CN103613649A - Paddy rice leaf color control gene OscpSRP54 and protein encoded by same - Google Patents

Abstract

The invention discloses a cDNA sequence represented by the SEQ ID No.1 of a paddy rice leaf color control gene OscpSRP54 coding area and an amino acid sequence represented by SEQ ID No.2 of a protein encoded by the gene. The gene OscpSRP54 which controls the paddy rice leaf color is cloned from a paddy rice light green leaf mutant HM14 through a map-based cloning technology, and the gene OscpSRP54 is proved to be the gene that control the paddy rice leaf color through a functional complementation experiment. Through observation of chloroplast by using a transmission electron microscope, the fact that the OscpSRP54 gene has the function of modulating chloroplast growth and then further controlling the leaf color is proved. The OscpSRP54 gene can be used to modulate paddy rice chloroplast growth so as to improve the photosynthesis efficiency and increase the paddy rice output.

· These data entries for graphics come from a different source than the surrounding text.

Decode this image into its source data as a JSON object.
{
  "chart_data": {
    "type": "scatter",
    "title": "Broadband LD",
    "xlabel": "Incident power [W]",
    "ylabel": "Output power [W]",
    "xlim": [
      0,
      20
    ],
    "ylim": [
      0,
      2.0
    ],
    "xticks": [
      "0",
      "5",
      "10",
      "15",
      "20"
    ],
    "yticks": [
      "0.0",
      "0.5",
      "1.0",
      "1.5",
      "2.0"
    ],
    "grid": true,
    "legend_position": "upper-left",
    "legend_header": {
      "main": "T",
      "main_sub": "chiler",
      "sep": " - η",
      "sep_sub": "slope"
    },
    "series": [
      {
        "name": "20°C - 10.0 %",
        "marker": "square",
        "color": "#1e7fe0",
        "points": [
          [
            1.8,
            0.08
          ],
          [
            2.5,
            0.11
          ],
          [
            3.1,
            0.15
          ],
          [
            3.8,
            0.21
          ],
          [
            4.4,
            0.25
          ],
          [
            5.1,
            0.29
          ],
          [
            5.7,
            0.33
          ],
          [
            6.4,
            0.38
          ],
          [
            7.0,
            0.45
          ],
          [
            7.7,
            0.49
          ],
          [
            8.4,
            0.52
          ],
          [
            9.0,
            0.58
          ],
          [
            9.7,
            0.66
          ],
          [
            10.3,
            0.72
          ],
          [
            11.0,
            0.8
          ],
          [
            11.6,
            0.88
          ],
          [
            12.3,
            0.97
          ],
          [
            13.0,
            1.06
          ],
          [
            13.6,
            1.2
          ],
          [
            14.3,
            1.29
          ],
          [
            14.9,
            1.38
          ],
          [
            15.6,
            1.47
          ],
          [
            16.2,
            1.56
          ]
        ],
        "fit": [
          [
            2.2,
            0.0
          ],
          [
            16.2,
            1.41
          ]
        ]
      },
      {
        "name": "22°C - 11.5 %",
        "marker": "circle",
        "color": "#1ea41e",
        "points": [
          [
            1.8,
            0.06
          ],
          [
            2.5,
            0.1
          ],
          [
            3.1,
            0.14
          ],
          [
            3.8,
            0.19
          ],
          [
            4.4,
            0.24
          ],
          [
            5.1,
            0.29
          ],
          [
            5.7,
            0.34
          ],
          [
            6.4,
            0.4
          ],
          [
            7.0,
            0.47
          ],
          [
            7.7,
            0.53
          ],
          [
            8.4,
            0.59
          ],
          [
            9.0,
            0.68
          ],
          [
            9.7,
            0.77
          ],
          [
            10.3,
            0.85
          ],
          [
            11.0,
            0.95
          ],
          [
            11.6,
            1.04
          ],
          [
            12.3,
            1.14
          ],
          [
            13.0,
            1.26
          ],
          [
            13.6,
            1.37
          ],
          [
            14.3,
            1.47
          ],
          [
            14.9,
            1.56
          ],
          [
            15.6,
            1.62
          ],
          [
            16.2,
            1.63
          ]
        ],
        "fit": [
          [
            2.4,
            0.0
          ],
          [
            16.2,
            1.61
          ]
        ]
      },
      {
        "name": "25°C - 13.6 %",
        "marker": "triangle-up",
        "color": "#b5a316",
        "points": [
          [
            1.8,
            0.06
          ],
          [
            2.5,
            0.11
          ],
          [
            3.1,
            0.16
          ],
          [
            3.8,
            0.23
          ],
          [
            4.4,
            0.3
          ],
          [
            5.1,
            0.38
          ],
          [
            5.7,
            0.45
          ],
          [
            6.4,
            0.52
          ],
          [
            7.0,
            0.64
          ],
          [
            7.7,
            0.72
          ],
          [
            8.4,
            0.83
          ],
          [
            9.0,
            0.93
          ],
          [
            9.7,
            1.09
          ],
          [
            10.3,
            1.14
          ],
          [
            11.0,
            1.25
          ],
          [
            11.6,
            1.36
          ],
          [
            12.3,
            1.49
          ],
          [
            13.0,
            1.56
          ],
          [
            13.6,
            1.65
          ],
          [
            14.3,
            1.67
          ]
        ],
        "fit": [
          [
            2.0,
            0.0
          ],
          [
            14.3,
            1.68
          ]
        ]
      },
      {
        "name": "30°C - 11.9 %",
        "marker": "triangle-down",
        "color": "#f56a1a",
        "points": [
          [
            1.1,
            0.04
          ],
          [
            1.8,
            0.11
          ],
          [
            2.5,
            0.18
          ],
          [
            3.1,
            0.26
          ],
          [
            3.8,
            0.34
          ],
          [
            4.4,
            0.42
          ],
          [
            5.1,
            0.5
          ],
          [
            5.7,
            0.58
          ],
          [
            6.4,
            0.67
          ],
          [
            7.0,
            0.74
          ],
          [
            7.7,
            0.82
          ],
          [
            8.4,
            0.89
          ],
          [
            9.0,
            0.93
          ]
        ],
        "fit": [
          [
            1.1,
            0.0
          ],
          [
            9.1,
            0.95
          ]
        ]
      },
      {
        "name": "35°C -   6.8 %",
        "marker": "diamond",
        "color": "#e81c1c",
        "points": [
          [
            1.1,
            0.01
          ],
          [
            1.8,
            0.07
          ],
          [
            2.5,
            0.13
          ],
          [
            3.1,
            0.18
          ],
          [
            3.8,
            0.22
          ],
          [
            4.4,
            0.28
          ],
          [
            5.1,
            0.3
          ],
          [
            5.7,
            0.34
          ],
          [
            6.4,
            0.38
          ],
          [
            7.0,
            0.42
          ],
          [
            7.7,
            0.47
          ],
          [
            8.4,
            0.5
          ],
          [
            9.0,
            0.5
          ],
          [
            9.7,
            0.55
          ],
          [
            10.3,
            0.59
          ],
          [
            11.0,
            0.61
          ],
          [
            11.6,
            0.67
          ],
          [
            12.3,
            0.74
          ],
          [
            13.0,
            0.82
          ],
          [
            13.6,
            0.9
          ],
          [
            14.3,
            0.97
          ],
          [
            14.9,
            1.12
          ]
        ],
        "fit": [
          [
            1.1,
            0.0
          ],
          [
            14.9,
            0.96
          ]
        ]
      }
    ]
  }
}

The leaf color control gene provided by the invention can also be used as a tracing marker in a genetic transferred plant progeny or an indicating marker for distinguishing pure species from hybrid species in a hybrid seed production process, and can be applied to the fields of good species breeding and hybrid breeding.

Description

The protein of Rice Leaf color control gene OscpSRP54 and coding thereof

Technical field

The invention belongs to plant genetic engineering field, be specifically related to a kind of rice Os cpSRP54 gene that utilizes map-based cloning clone, can utilize this gene regulating rice chloroplast to grow, improve photosynthetic efficiency, increase rice yield.Leaf color control gene of the present invention also can be used as the cue mark of true hybrid in gene transformation plant offspring's tracking mark and hybrid seeding process.

Background technology

Paddy rice is important with China in the world food crop, and the whole world has 35Yi Ren， China to have more than 60% population to take rice as staple food.For guaranteeing grain security, China started super hybridization rice evolutionary operation(EVOP) in 1996.Leaf photosynthesis efficiency is the important factor that determines rice yield, and the photosynthetic normal development that efficiently depends on chlorophyllous synthetic and chloroplast(id), chloroplast(id) is photosynthesis of plant and be the place of many important compound metabolism still not, therefore significant to the research of the growth course of chloroplast(id).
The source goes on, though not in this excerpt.